The last is particularly close to the heart of Brendan Carroll - the world expert on the composer and author of his definitive biography. While he appears irked that doubters question the inclusion of Korngold in the festival programme, his rejoinder illustrates the cultural complexity of pre-war Vienna.

"People say to me that the only reason we're putting on Götz Friedrich's film of Korngold's deeply Freudian opera Die tote Stadt is that I am Korngold's biographer and that there was no connection between Freud and Korngold," he says. "But Korngold's aunt lived in the flat below Freud in Vienna. She gave regular parties there, which the leading intellectual lights of the day would attend. Freud always came down for coffee and torte and met many people there, including the young Korngold. All of this is documented in the family's visiting books."

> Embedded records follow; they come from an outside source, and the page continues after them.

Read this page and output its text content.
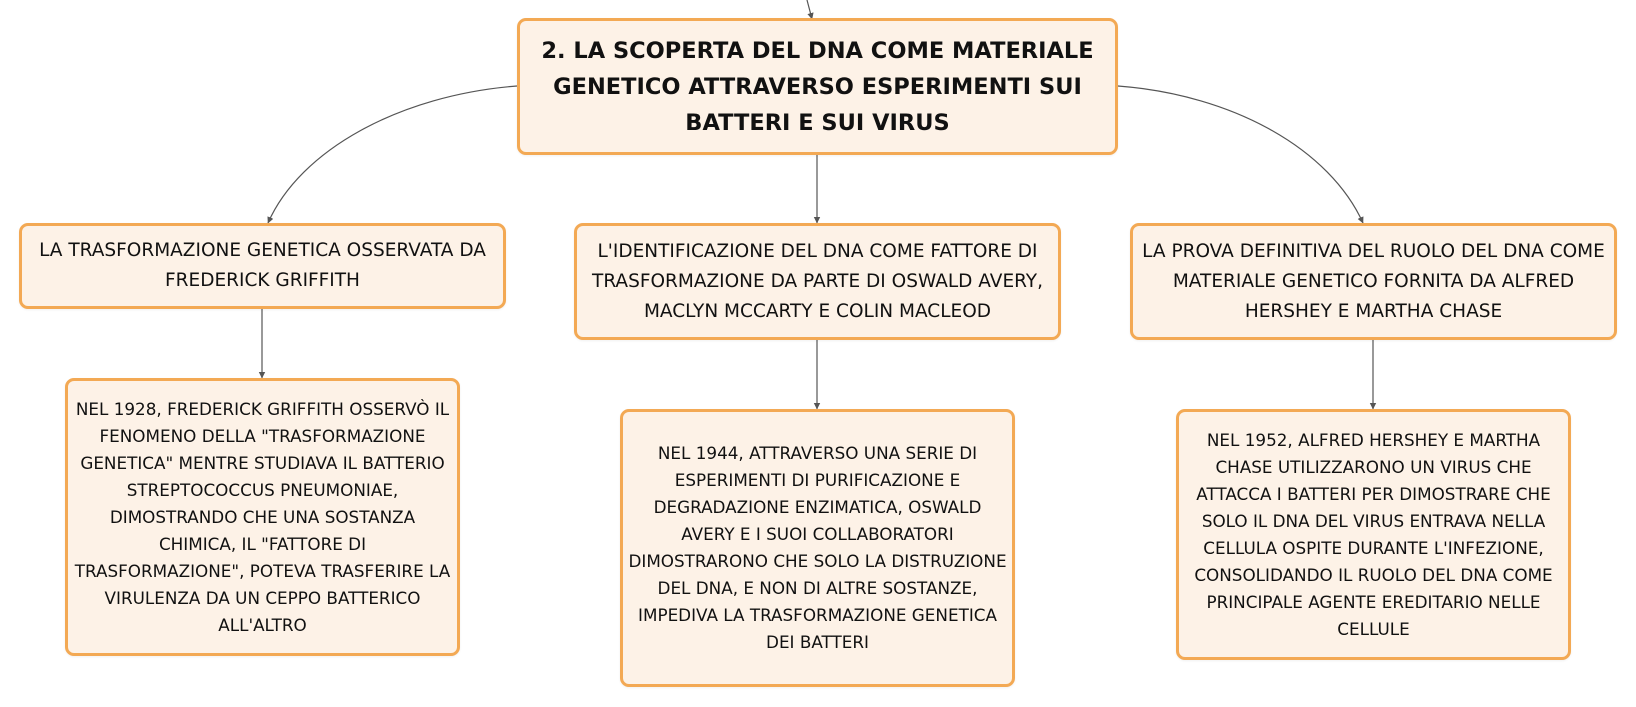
2. LA SCOPERTA DEL DNA COME MATERIALE GENETICO ATTRAVERSO ESPERIMENTI SUI BATTERI E SUI VIRUS
LA TRASFORMAZIONE GENETICA OSSERVATA DA FREDERICK GRIFFITH
L'IDENTIFICAZIONE DEL DNA COME FATTORE DI TRASFORMAZIONE DA PARTE DI OSWALD AVERY, MACLYN MCCARTY E COLIN MACLEOD
LA PROVA DEFINITIVA DEL RUOLO DEL DNA COME MATERIALE GENETICO FORNITA DA ALFRED HERSHEY E MARTHA CHASE
NEL 1928, FREDERICK GRIFFITH OSSERVÒ IL FENOMENO DELLA "TRASFORMAZIONE GENETICA" MENTRE STUDIAVA IL BATTERIO STREPTOCOCCUS PNEUMONIAE, DIMOSTRANDO CHE UNA SOSTANZA CHIMICA, IL "FATTORE DI TRASFORMAZIONE", POTEVA TRASFERIRE LA VIRULENZA DA UN CEPPO BATTERICO ALL'ALTRO
NEL 1944, ATTRAVERSO UNA SERIE DI ESPERIMENTI DI PURIFICAZIONE E DEGRADAZIONE ENZIMATICA, OSWALD AVERY E I SUOI COLLABORATORI DIMOSTRARONO CHE SOLO LA DISTRUZIONE DEL DNA, E NON DI ALTRE SOSTANZE, IMPEDIVA LA TRASFORMAZIONE GENETICA DEI BATTERI
NEL 1952, ALFRED HERSHEY E MARTHA CHASE UTILIZZARONO UN VIRUS CHE ATTACCA I BATTERI PER DIMOSTRARE CHE SOLO IL DNA DEL VIRUS ENTRAVA NELLA CELLULA OSPITE DURANTE L'INFEZIONE, CONSOLIDANDO IL RUOLO DEL DNA COME PRINCIPALE AGENTE EREDITARIO NELLE CELLULE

Dreamscapes opens on Tuesday night with an invitation-only concert of two works that perfectly illustrate the two worlds Freud straddled: the 19th-century Romanticism of Brahms' B flat minor Sextet, and that quintessentially Jugendstil Viennese creation, Schoenberg's dream-like Verklärte Nacht. Both pieces will be given by the Raphael Ensemble. Other highlights include a performance in the Victoria & Albert Museum by the Chamber Domaine Ensemble of Schoenberg's Expressionist masterpiece, Pierrot Lunaire, alongside Viennese cab-aret songs sung by one of the genre's finest living exponents, the German soprano Ulla Pilz.

Dreamscapes rounds off with a Philharmonia concert of Britten's War Requiem, conducted by Richard Hickox. Not itself directly influenced by Freud, perhaps, agrees Carroll, but "as a latter-day response to the most profound trauma of the 20th century, it symbolises a generation's shattered dreams".